Friday, September 22, 2006

FEAR and DOUBT


By Dennis McCarthy, Columnist (http://www.dailynews.com/)

Fear and doubt never had a chance. Not from the minute Sam Flores laid eyes on 8-year-old Cole Massie wrapping both arms around a handrail at the Glendale YMCA and inching his way up the last 16 steps to make it to his karate class on time.

Those steps were supposed to be Flores' way out of this dilemma - the fear and doubt he was feeling.

The fifth-degree black belt sensei - a master karate teacher - feared no man. But he had come to fear this little boy with cerebral palsy who wanted so badly to learn karate.

For hours, Cole would sit in his wheelchair in his room watching pirate movies on TV and practicing karate moves to help the good guys win, says his mother, Michelle Massie.

For his 9th birthday, he wanted only one thing, he told her. Real karate lessons.

For weeks, Michelle called every karate instructor in the Yellow Pages only to hear the same answer:

"Sorry, we don't take severely handicapped children in wheelchairs as students. We are not trained to train them."

The Glendale YMCA was her last hope. A friend had told her about Flores, and how all the kids there loved him. Their sensei spent as much time in class teaching pride and respect as he did teaching them to fight and defend themselves.

If anyone could see past the wheelchair and her son's physical disability and know what to do, it would be this 50-year-old sensei with the big heart.

Michelle crossed her fingers and dialed his number.

Flores put down the phone and took a long, deep breath. Those old enemies of his were back, slowly crawling up the back of his neck.
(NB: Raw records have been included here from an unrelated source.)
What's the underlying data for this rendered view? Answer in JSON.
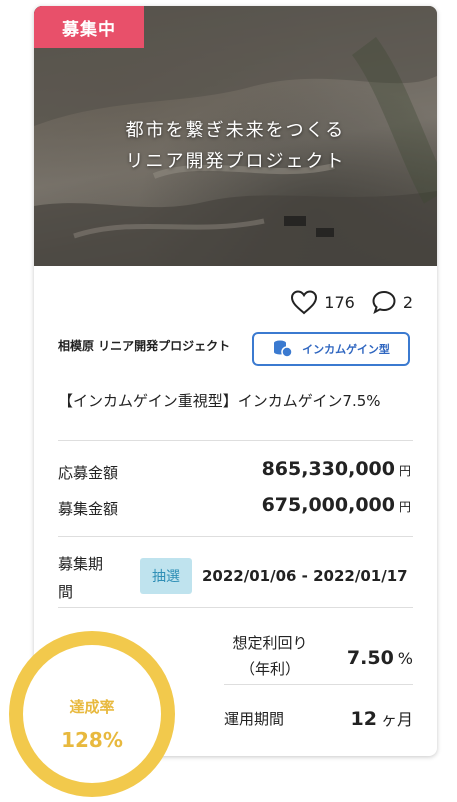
{
  "status_badge": "募集中",
  "hero": {
    "line1": "都市を繋ぎ未来をつくる",
    "line2": "リニア開発プロジェクト"
  },
  "reactions": {
    "likes": "176",
    "comments": "2"
  },
  "project_name": "相模原 リニア開発プロジェクト",
  "type_button": "インカムゲイン型",
  "offering_title": "【インカムゲイン重視型】インカムゲイン7.5%",
  "application": {
    "label": "応募金額",
    "value": "865,330,000",
    "unit": "円"
  },
  "target": {
    "label": "募集金額",
    "value": "675,000,000",
    "unit": "円"
  },
  "period": {
    "label": "募集期間",
    "method": "抽選",
    "value": "2022/01/06 - 2022/01/17"
  },
  "yield": {
    "label_line1": "想定利回り",
    "label_line2": "（年利）",
    "value": "7.50",
    "unit": "%"
  },
  "term": {
    "label": "運用期間",
    "value": "12",
    "unit": "ヶ月"
  },
  "achievement": {
    "label": "達成率",
    "value": "128%",
    "percent": 128
  },
  "colors": {
    "badge": "#e8506a",
    "accent_blue": "#3b7ad0",
    "ring": "#f2c94c",
    "lottery_bg": "#bfe3ee"
  }
}
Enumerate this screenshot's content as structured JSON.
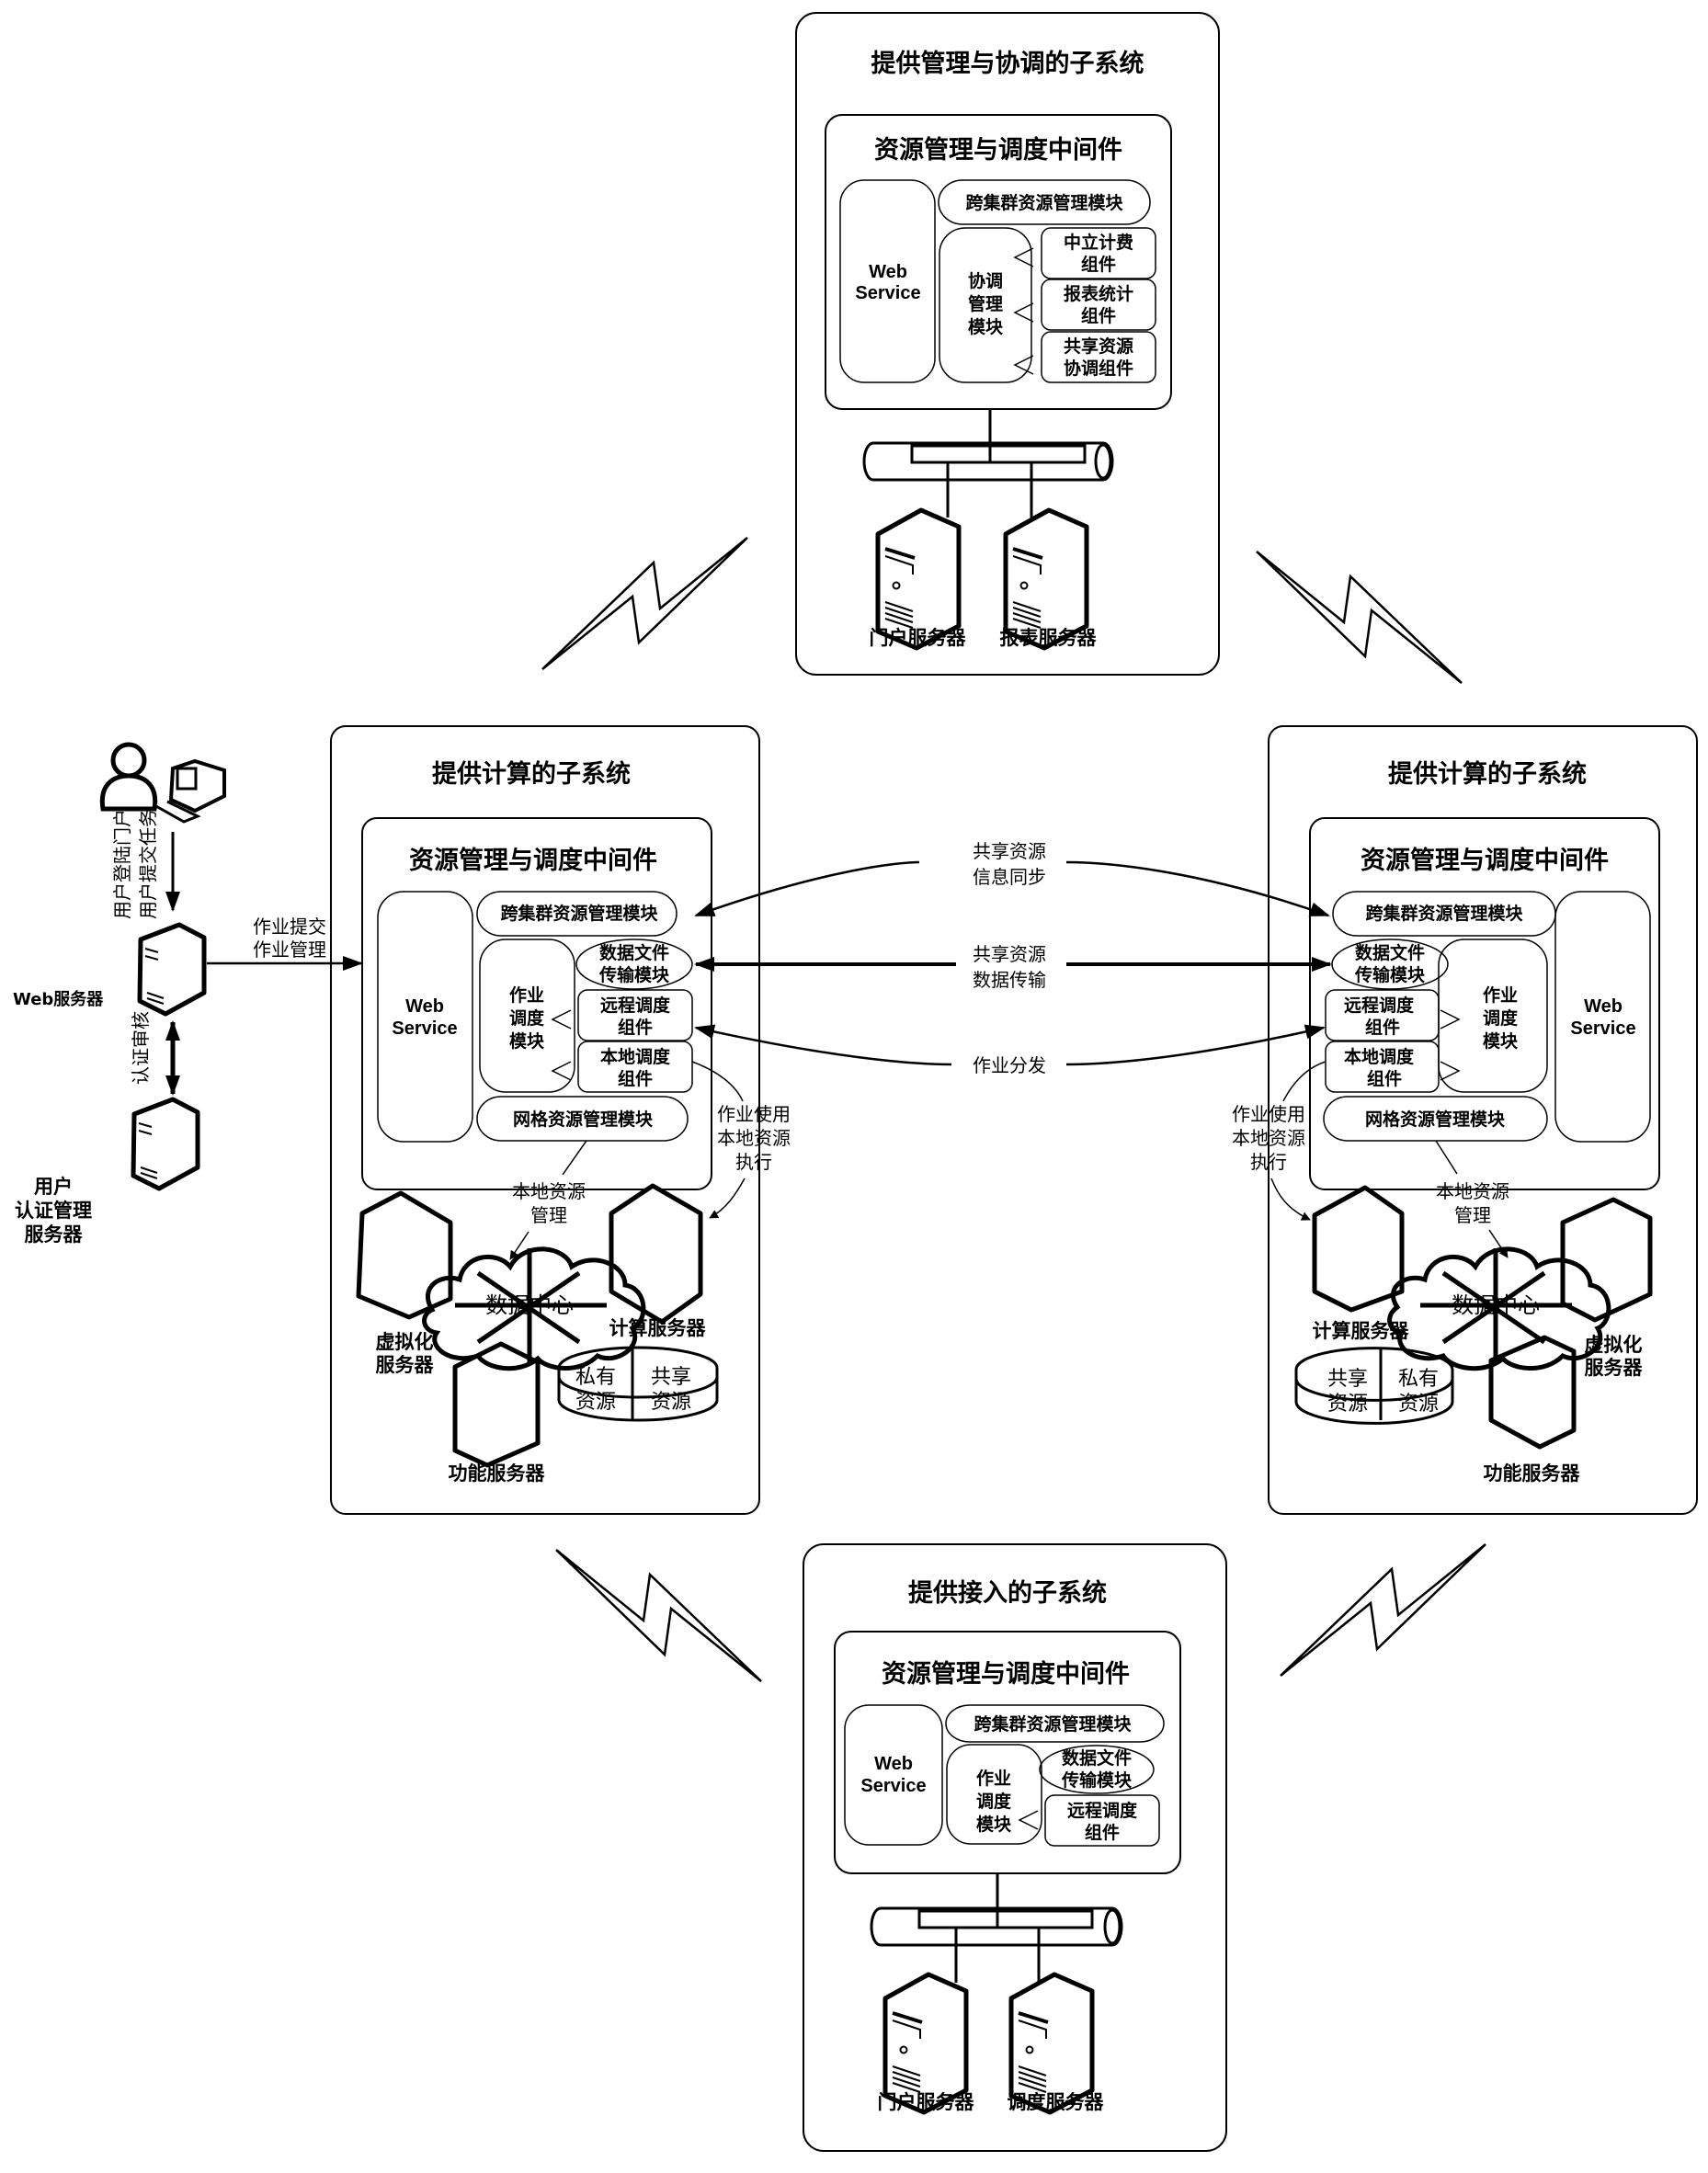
{
  "subsystems": {
    "top": {
      "title": "提供管理与协调的子系统",
      "middleware": "资源管理与调度中间件",
      "web_service": [
        "Web",
        "Service"
      ],
      "cross_cluster": "跨集群资源管理模块",
      "coord_module": [
        "协调",
        "管理",
        "模块"
      ],
      "components": [
        [
          "中立计费",
          "组件"
        ],
        [
          "报表统计",
          "组件"
        ],
        [
          "共享资源",
          "协调组件"
        ]
      ],
      "servers": [
        "门户服务器",
        "报表服务器"
      ]
    },
    "left": {
      "title": "提供计算的子系统",
      "middleware": "资源管理与调度中间件",
      "web_service": [
        "Web",
        "Service"
      ],
      "cross_cluster": "跨集群资源管理模块",
      "job_module": [
        "作业",
        "调度",
        "模块"
      ],
      "data_transfer": [
        "数据文件",
        "传输模块"
      ],
      "remote_sched": [
        "远程调度",
        "组件"
      ],
      "local_sched": [
        "本地调度",
        "组件"
      ],
      "grid_module": "网格资源管理模块",
      "local_mgmt": [
        "本地资源",
        "管理"
      ],
      "job_local": [
        "作业使用",
        "本地资源",
        "执行"
      ],
      "data_center": "数据中心",
      "virt_server": [
        "虚拟化",
        "服务器"
      ],
      "compute_server": "计算服务器",
      "func_server": "功能服务器",
      "storage": {
        "private": [
          "私有",
          "资源"
        ],
        "shared": [
          "共享",
          "资源"
        ]
      }
    },
    "right": {
      "title": "提供计算的子系统",
      "middleware": "资源管理与调度中间件",
      "web_service": [
        "Web",
        "Service"
      ],
      "cross_cluster": "跨集群资源管理模块",
      "job_module": [
        "作业",
        "调度",
        "模块"
      ],
      "data_transfer": [
        "数据文件",
        "传输模块"
      ],
      "remote_sched": [
        "远程调度",
        "组件"
      ],
      "local_sched": [
        "本地调度",
        "组件"
      ],
      "grid_module": "网格资源管理模块",
      "local_mgmt": [
        "本地资源",
        "管理"
      ],
      "job_local": [
        "作业使用",
        "本地资源",
        "执行"
      ],
      "data_center": "数据中心",
      "virt_server": [
        "虚拟化",
        "服务器"
      ],
      "compute_server": "计算服务器",
      "func_server": "功能服务器",
      "storage": {
        "private": [
          "私有",
          "资源"
        ],
        "shared": [
          "共享",
          "资源"
        ]
      }
    },
    "bottom": {
      "title": "提供接入的子系统",
      "middleware": "资源管理与调度中间件",
      "web_service": [
        "Web",
        "Service"
      ],
      "cross_cluster": "跨集群资源管理模块",
      "job_module": [
        "作业",
        "调度",
        "模块"
      ],
      "data_transfer": [
        "数据文件",
        "传输模块"
      ],
      "remote_sched": [
        "远程调度",
        "组件"
      ],
      "servers": [
        "门户服务器",
        "调度服务器"
      ]
    }
  },
  "links": {
    "sync": [
      "共享资源",
      "信息同步"
    ],
    "transfer": [
      "共享资源",
      "数据传输"
    ],
    "dispatch": "作业分发"
  },
  "user_side": {
    "login_label": "用户登陆门户",
    "submit_label": "用户提交任务",
    "web_server": "Web服务器",
    "job_submit": [
      "作业提交",
      "作业管理"
    ],
    "auth_label": "认证审核",
    "auth_server": [
      "用户",
      "认证管理",
      "服务器"
    ]
  }
}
Fear and doubt.

"I knew I wasn't trained for this, and to be honest, I didn't want to do it," he said.

Flores thought long and hard, but in the end he called Michelle and gave her the bad news - couching it with a plausible excuse.

The elevator at the Glendale YMCA only went up to the third floor and his karate class was on the fourth floor. There was no handicapped access to get Cole to class in his wheelchair. I'm sorry, he said.

Flores hung up feeling as low as he had in a long time. Fear and doubt had won.

Michelle hung up and started to cry. She had nowhere else to turn. In a few minutes, she would walk into her son's room and tell him she had tried - but failed.

He was a great kid, never gave her or his father, Will, a second's worth of trouble or back talk. They had told Cole he could be whatever he wanted to be, not to let his wheelchair and cerebral palsy define him.

But it was defining him, and that made Michelle angry. She never made it to Cole's room that day. She picked up the phone and called Flores back.

"Are you saying the only reason Cole can't take lessons is because of those steps?" she asked him.

Sam smiled. He could see what was coming. This was one tough mother and kid that his fear and doubt were going up against.

"I'll carry my son up those steps if you'll take him," Michelle said, holding her breath.

There was a long pause. "Mondays and Wednesdays at 3:45 p.m.," the sensei said. "See you there."

And that's where Cole has been every Monday and Wednesday at 3:45 p.m. for the past nine months, arriving half an hour early so he can cling to the handrail and inch his crippled body up those last 16 steps to make it to class on time.

"I carried him the first six months, but now he wants to do it himself, show his sensei how far he has come," Michelle said last week.

Cole has nothing to prove to anyone, Flores says, watching the boy struggle up those steps last week.

"It used to break my heart watching him, but now I only feel pride and respect for him. This little boy is the essence of the karate spirit. Even though his body will not allow him to do what other kids can do, he never gives up.

"He has become the inspiration of my class, and teaching him karate has been the most rewarding thing I have ever done."

There was a special class last Saturday at the Glendale YMCA for Cole Massie's 9th birthday.

The sensei bowed and stood in front of his 20 students, who bowed back. Cole sat with them in his wheelchair, practicing all the modified moves Flores had devised for him.

Cole knew his test for a novice's yellow belt - the first color belt in karate - would be coming up soon. He just didn't know when.

Flores led the class through all the techniques, asking Cole before each one what it meant and how to say it in Japanese.

"I didn't tell him, but this was his test," Flores said. "Cole may be limited because of his physical limitations, but he grasped and excelled at the mental, spiritual essence of the karate spirit."

At the end of the session, the sensei announced that in 25 years as a teacher he never had one student score 100 percent on his yellow-belt test.

Cole Massie was his first.

Flores walked over to the boy and handed him his yellow belt as the class began clapping and cheering.

With a smile that lit up the room, Cole Massie looked up at his sensei, then over at his mom and dad. "I knew I could do it. I earned it," Cole said.

Yes, he had. One step at a time. Fear and doubt never had a chance.